When listing datasets, the internal SCR dataset id is shown, followed by a field indicating whether the dataset is valid, the time it was flushed to the parallel file system, and finally the dataset name.

One checkpoint may also be marked as “current”. When restarting a job, the SCR library starts from the current dataset and works backwards. The current dataset is denoted with a leading * character. One can change the current checkpoint using the --current option, providing the dataset name as an argument.:

scr_index --current ckpt.12

In most cases, the SCR library or the SCR commands add all necessary entries to the index file. However, there are cases where they may fail. In particular, if the scr_postrun command successfully scavenges a dataset but the resource allocation ends before the command can rebuild missing files, an entry may be missing from the index file. In such cases, one may manually add the corresponding entry using the “--add” option.

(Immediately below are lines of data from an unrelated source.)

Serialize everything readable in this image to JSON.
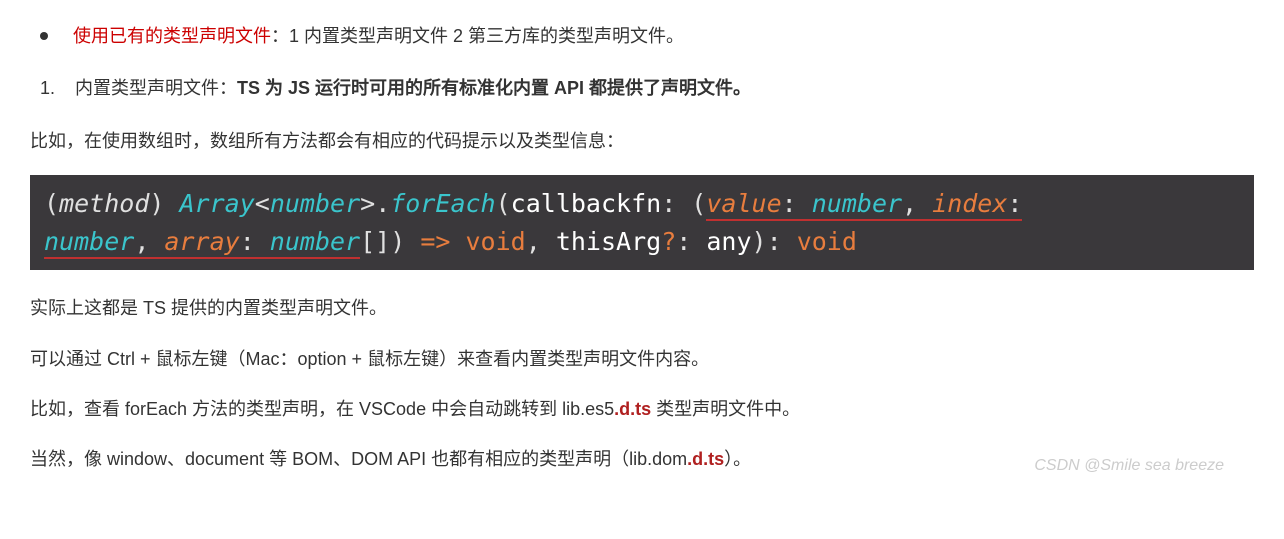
{
  "bullet": {
    "highlight": "使用已有的类型声明文件",
    "rest": "：1 内置类型声明文件 2 第三方库的类型声明文件。"
  },
  "numbered": {
    "num": "1.",
    "prefix": "内置类型声明文件：",
    "bold": "TS 为 JS 运行时可用的所有标准化内置 API 都提供了声明文件。"
  },
  "para1": "比如，在使用数组时，数组所有方法都会有相应的代码提示以及类型信息：",
  "code": {
    "t1": "(",
    "t2": "method",
    "t3": ") ",
    "t4": "Array",
    "t5": "<",
    "t6": "number",
    "t7": ">",
    "t8": ".",
    "t9": "forEach",
    "t10": "(",
    "t11": "callbackfn",
    "t12": ":",
    "t13": " (",
    "t14": "value",
    "t15": ": ",
    "t16": "number",
    "t17": ", ",
    "t18": "index",
    "t19": ": ",
    "t20": "number",
    "t21": ", ",
    "t22": "array",
    "t23": ": ",
    "t24": "number",
    "t25": "[]",
    "t26": ") ",
    "t27": "=>",
    "t28": " ",
    "t29": "void",
    "t30": ", ",
    "t31": "thisArg",
    "t32": "?",
    "t33": ":",
    "t34": " any",
    "t35": "):",
    "t36": " ",
    "t37": "void"
  },
  "para2": "实际上这都是 TS 提供的内置类型声明文件。",
  "para3": "可以通过 Ctrl + 鼠标左键（Mac：option + 鼠标左键）来查看内置类型声明文件内容。",
  "para4_a": "比如，查看 forEach 方法的类型声明，在 VSCode 中会自动跳转到 lib.es5",
  "para4_b": ".d.ts",
  "para4_c": " 类型声明文件中。",
  "para5_a": "当然，像 window、document 等 BOM、DOM API 也都有相应的类型声明（lib.dom",
  "para5_b": ".d.ts",
  "para5_c": "）。",
  "watermark": "CSDN @Smile sea breeze"
}
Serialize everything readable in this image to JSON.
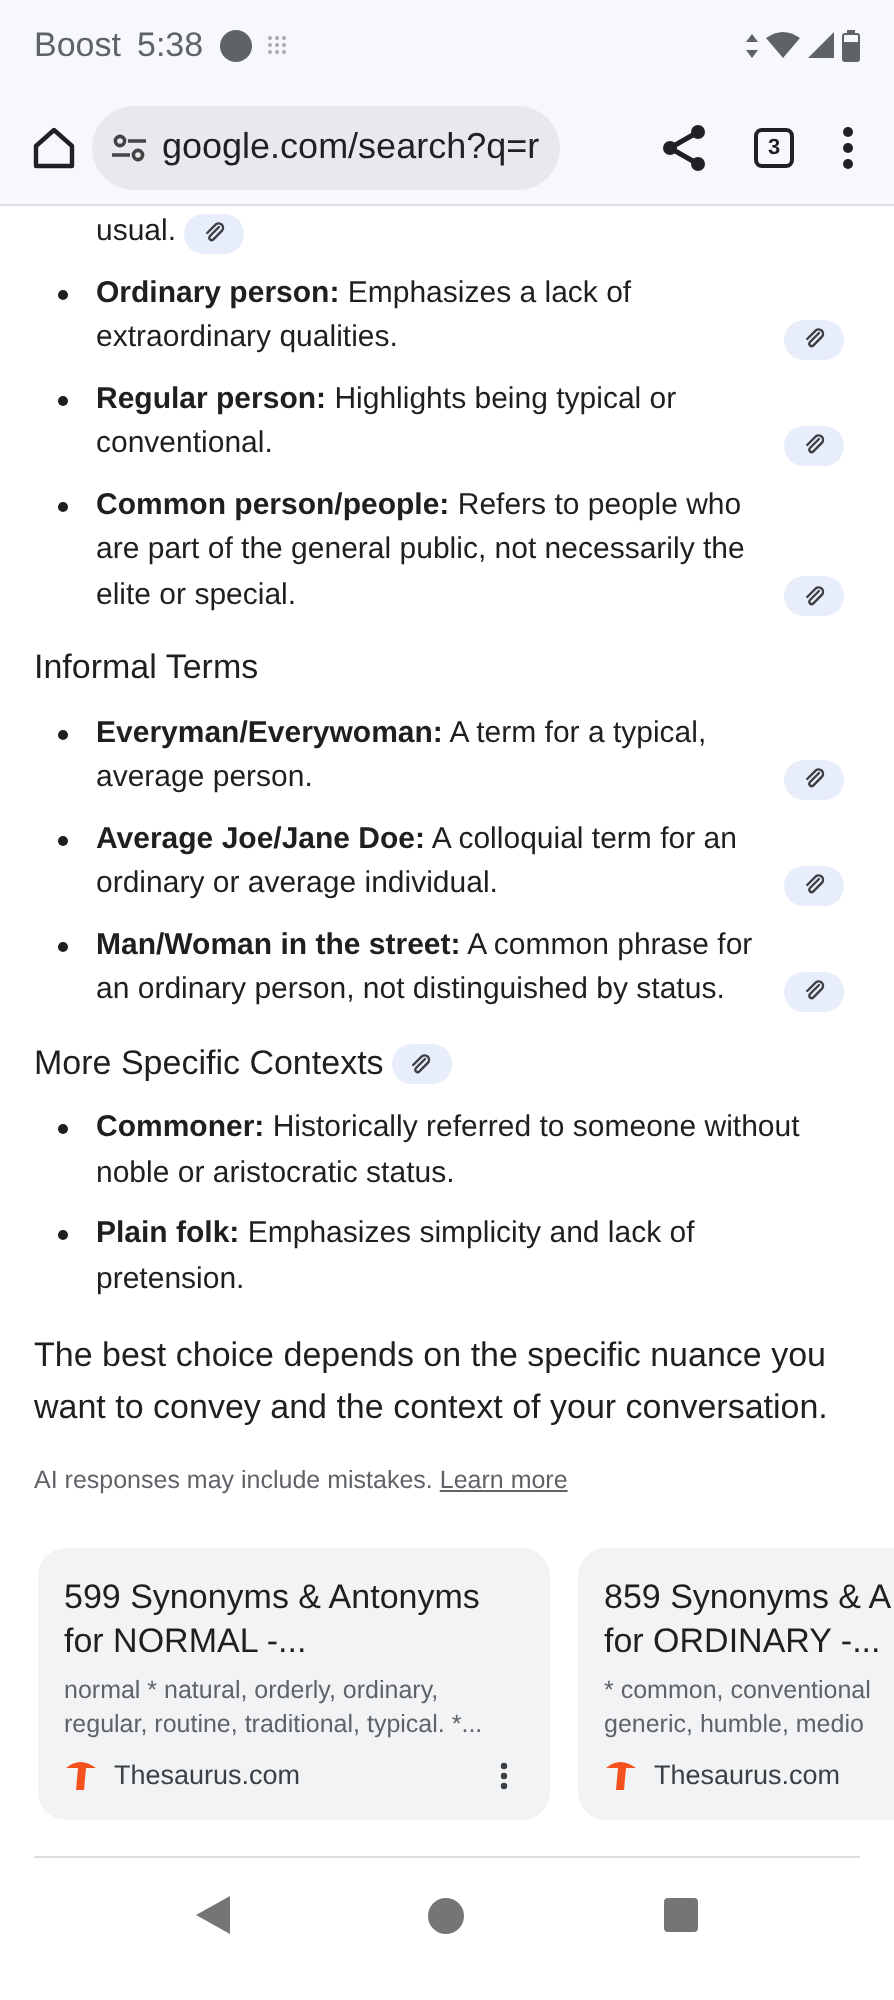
{
  "status_bar": {
    "carrier": "Boost",
    "time": "5:38"
  },
  "toolbar": {
    "url": "google.com/search?q=r",
    "tab_count": "3"
  },
  "lead_fragment": {
    "text": "usual.",
    "cited": true
  },
  "sections": [
    {
      "items": [
        {
          "term": "Ordinary person:",
          "text": "Emphasizes a lack of extraordinary qualities.",
          "cited": true
        },
        {
          "term": "Regular person:",
          "text": "Highlights being typical or conventional.",
          "cited": true
        },
        {
          "term": "Common person/people:",
          "text": "Refers to people who are part of the general public, not necessarily the elite or special.",
          "cited": true
        }
      ]
    },
    {
      "heading": "Informal Terms",
      "items": [
        {
          "term": "Everyman/Everywoman:",
          "text": "A term for a typical, average person.",
          "cited": true
        },
        {
          "term": "Average Joe/Jane Doe:",
          "text": "A colloquial term for an ordinary or average individual.",
          "cited": true
        },
        {
          "term": "Man/Woman in the street:",
          "text": "A common phrase for an ordinary person, not distinguished by status.",
          "cited": true
        }
      ]
    },
    {
      "heading": "More Specific Contexts",
      "cited": true,
      "items": [
        {
          "term": "Commoner:",
          "text": "Historically referred to someone without noble or aristocratic status.",
          "cited": false
        },
        {
          "term": "Plain folk:",
          "text": "Emphasizes simplicity and lack of pretension.",
          "cited": false
        }
      ]
    }
  ],
  "summary": "The best choice depends on the specific nuance you want to convey and the context of your conversation.",
  "disclaimer": {
    "text": "AI responses may include mistakes.",
    "link": "Learn more"
  },
  "cards": [
    {
      "title_lines": [
        "599 Synonyms & Antonyms",
        "for NORMAL -..."
      ],
      "snippet_lines": [
        "normal * natural, orderly, ordinary,",
        "regular, routine, traditional, typical. *..."
      ],
      "source": "Thesaurus.com",
      "menu": true
    },
    {
      "title_lines": [
        "859 Synonyms & A",
        "for ORDINARY -..."
      ],
      "snippet_lines": [
        "* common, conventional",
        "generic, humble, medio"
      ],
      "source": "Thesaurus.com"
    }
  ]
}
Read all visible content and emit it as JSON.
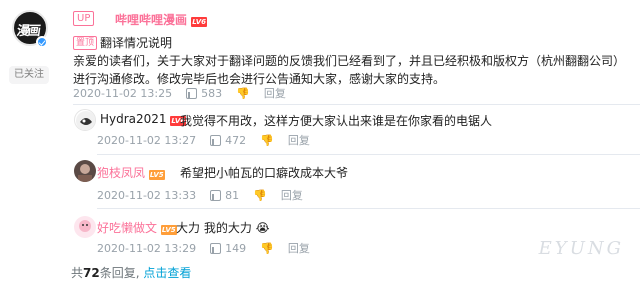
{
  "post": {
    "author": "哔哩哔哩漫画",
    "up_label": "UP",
    "level": "LV6",
    "follow_label": "已关注",
    "top_tag": "置顶",
    "title": "翻译情况说明",
    "content": "亲爱的读者们，关于大家对于翻译问题的反馈我们已经看到了，并且已经积极和版权方（杭州翻翻公司）进行沟通修改。修改完毕后也会进行公告通知大家，感谢大家的支持。",
    "time": "2020-11-02 13:25",
    "likes": "583",
    "reply_label": "回复"
  },
  "comments": [
    {
      "user": "Hydra2021",
      "level": "LV6",
      "text": "我觉得不用改，这样方便大家认出来谁是在你家看的电锯人",
      "time": "2020-11-02 13:27",
      "likes": "472",
      "reply_label": "回复"
    },
    {
      "user": "狍枝凤凤",
      "level": "LV5",
      "text": "希望把小帕瓦的口癖改成本大爷",
      "time": "2020-11-02 13:33",
      "likes": "81",
      "reply_label": "回复"
    },
    {
      "user": "好吃懒做文",
      "level": "LV5",
      "text": "大力 我的大力",
      "emoji": "😭",
      "time": "2020-11-02 13:29",
      "likes": "149",
      "reply_label": "回复"
    }
  ],
  "footer": {
    "prefix": "共",
    "count": "72",
    "suffix": "条回复,",
    "view_link": "点击查看"
  },
  "colors": {
    "brand_pink": "#fb7299",
    "link_blue": "#00a1d6",
    "meta_gray": "#99a2aa"
  }
}
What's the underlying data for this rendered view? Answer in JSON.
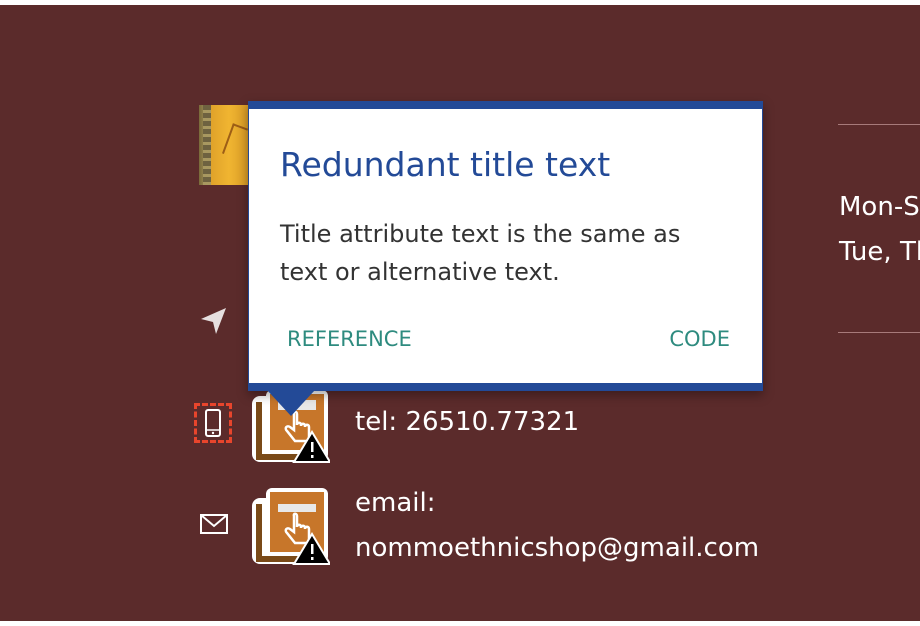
{
  "hours": {
    "line1": "Mon-S",
    "line2": "Tue, Th"
  },
  "contact": {
    "phone": "tel: 26510.77321",
    "email_label": "email:",
    "email_value": "nommoethnicshop@gmail.com"
  },
  "tooltip": {
    "title": "Redundant title text",
    "body": "Title attribute text is the same as text or alternative text.",
    "reference_link": "REFERENCE",
    "code_link": "CODE"
  },
  "icons": {
    "navigation": "location-arrow-icon",
    "phone": "mobile-phone-icon",
    "mail": "envelope-icon",
    "warning_badge": "hand-pointer-warning-icon"
  },
  "colors": {
    "background": "#5b2b2b",
    "tooltip_accent": "#234a97",
    "link": "#2e8b7f",
    "error_outline": "#e8452c",
    "badge_orange": "#c7762a"
  }
}
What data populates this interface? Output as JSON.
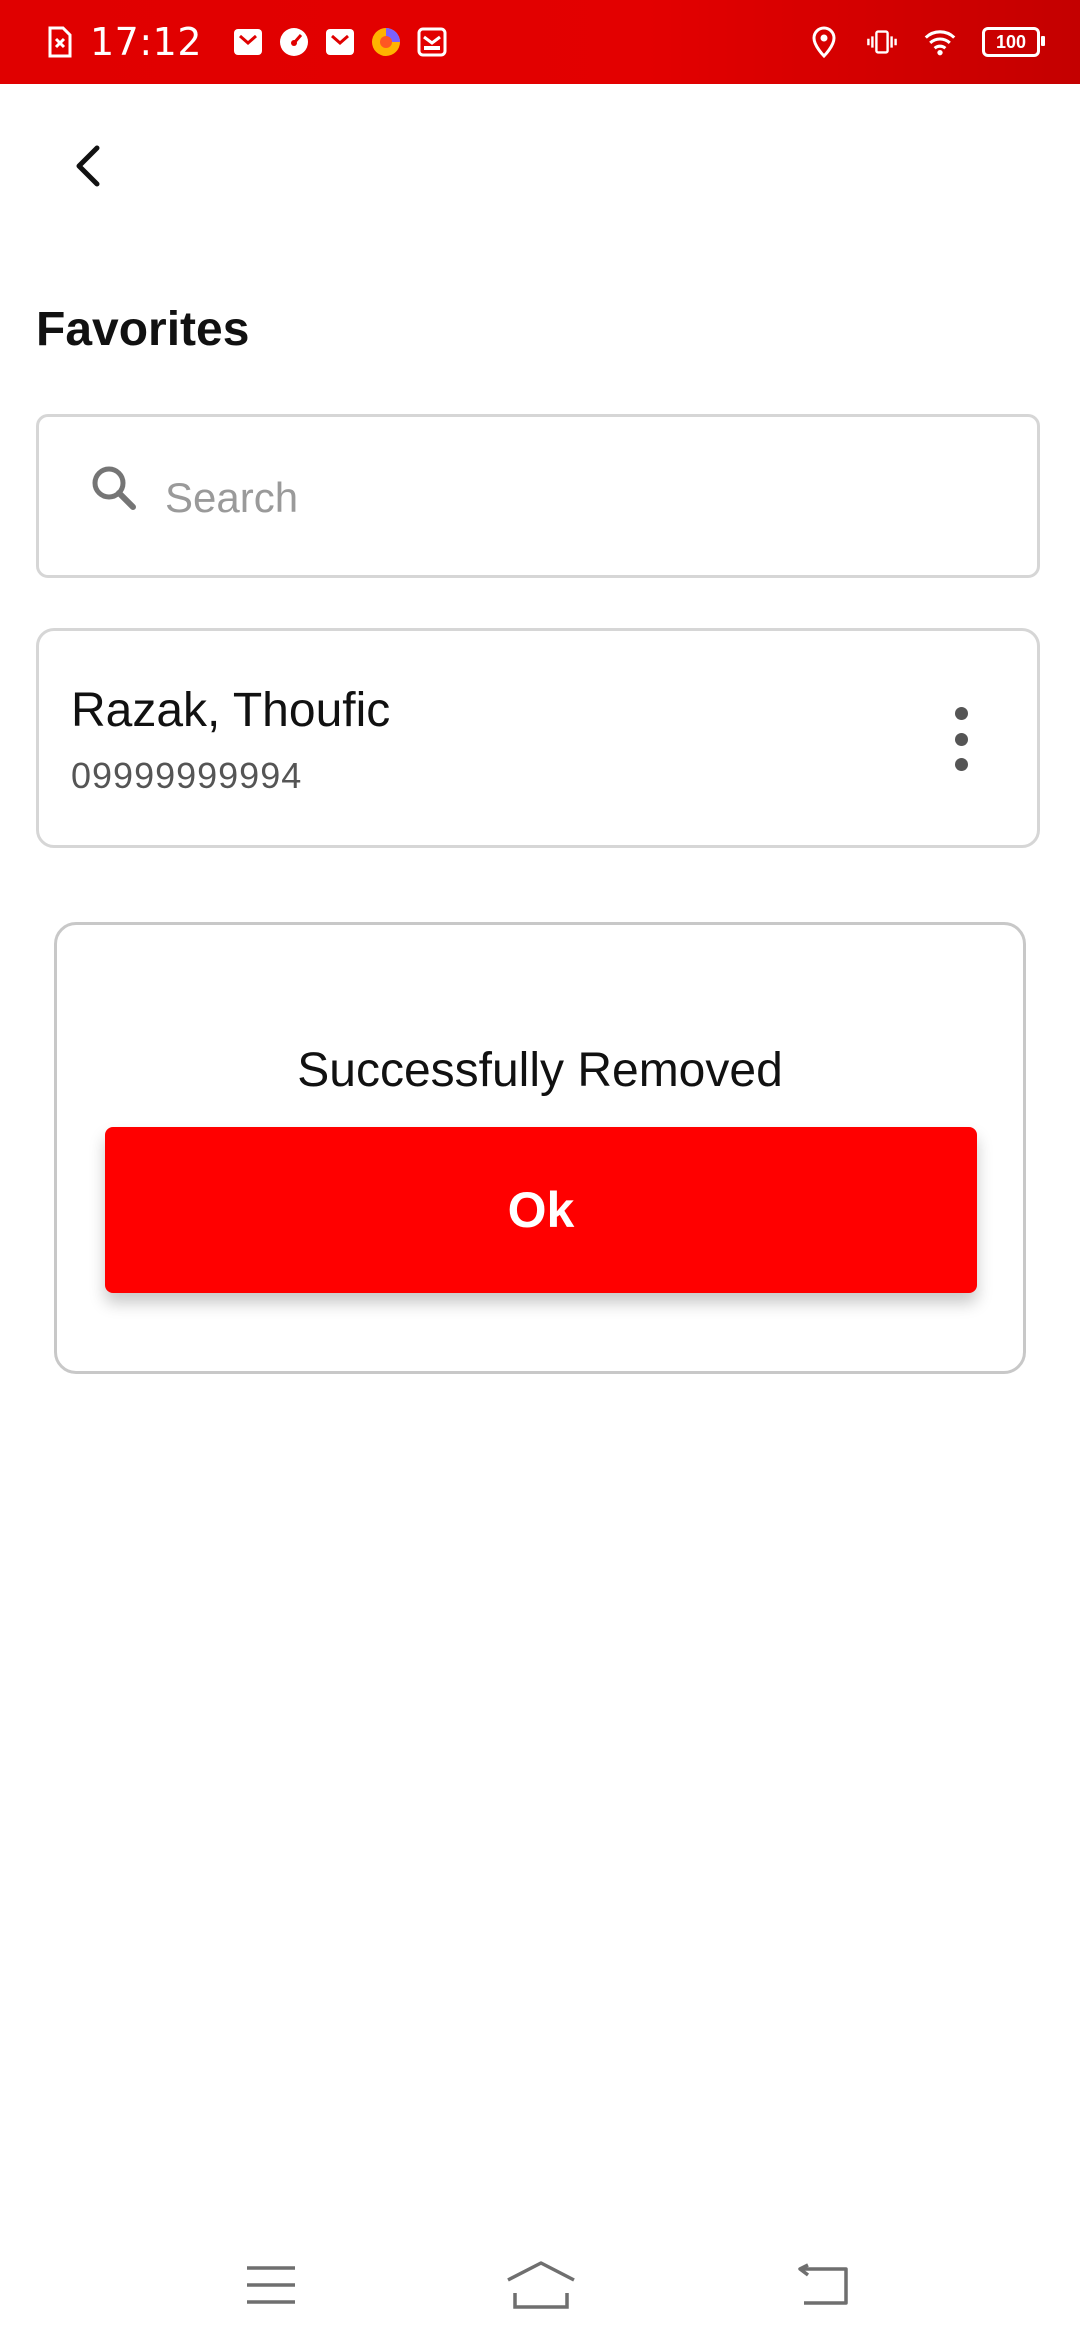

When adding a new dataset to the index file, the scr_index command checks whether the files in a dataset constitute a complete and valid set. It rebuilds missing files if there are sufficient redundant data, and it writes the summary.scr file for the dataset if needed. One must provide the SCR dataset id as an argument. To obtain the SCR dataset id value, lookup the trailing integer on the names of scr.dataset subdirectories in the hidden .scr directory within the prefix directory.:

scr_index --add 50

One may remove entries from the index file using the “--remove” option. This operation does not delete the corresponding dataset files. It only deletes the entry from the index.scr file.:

scr_index --remove ckpt.50

This is useful if one deletes a dataset from the parallel file system and then wishes to update the index.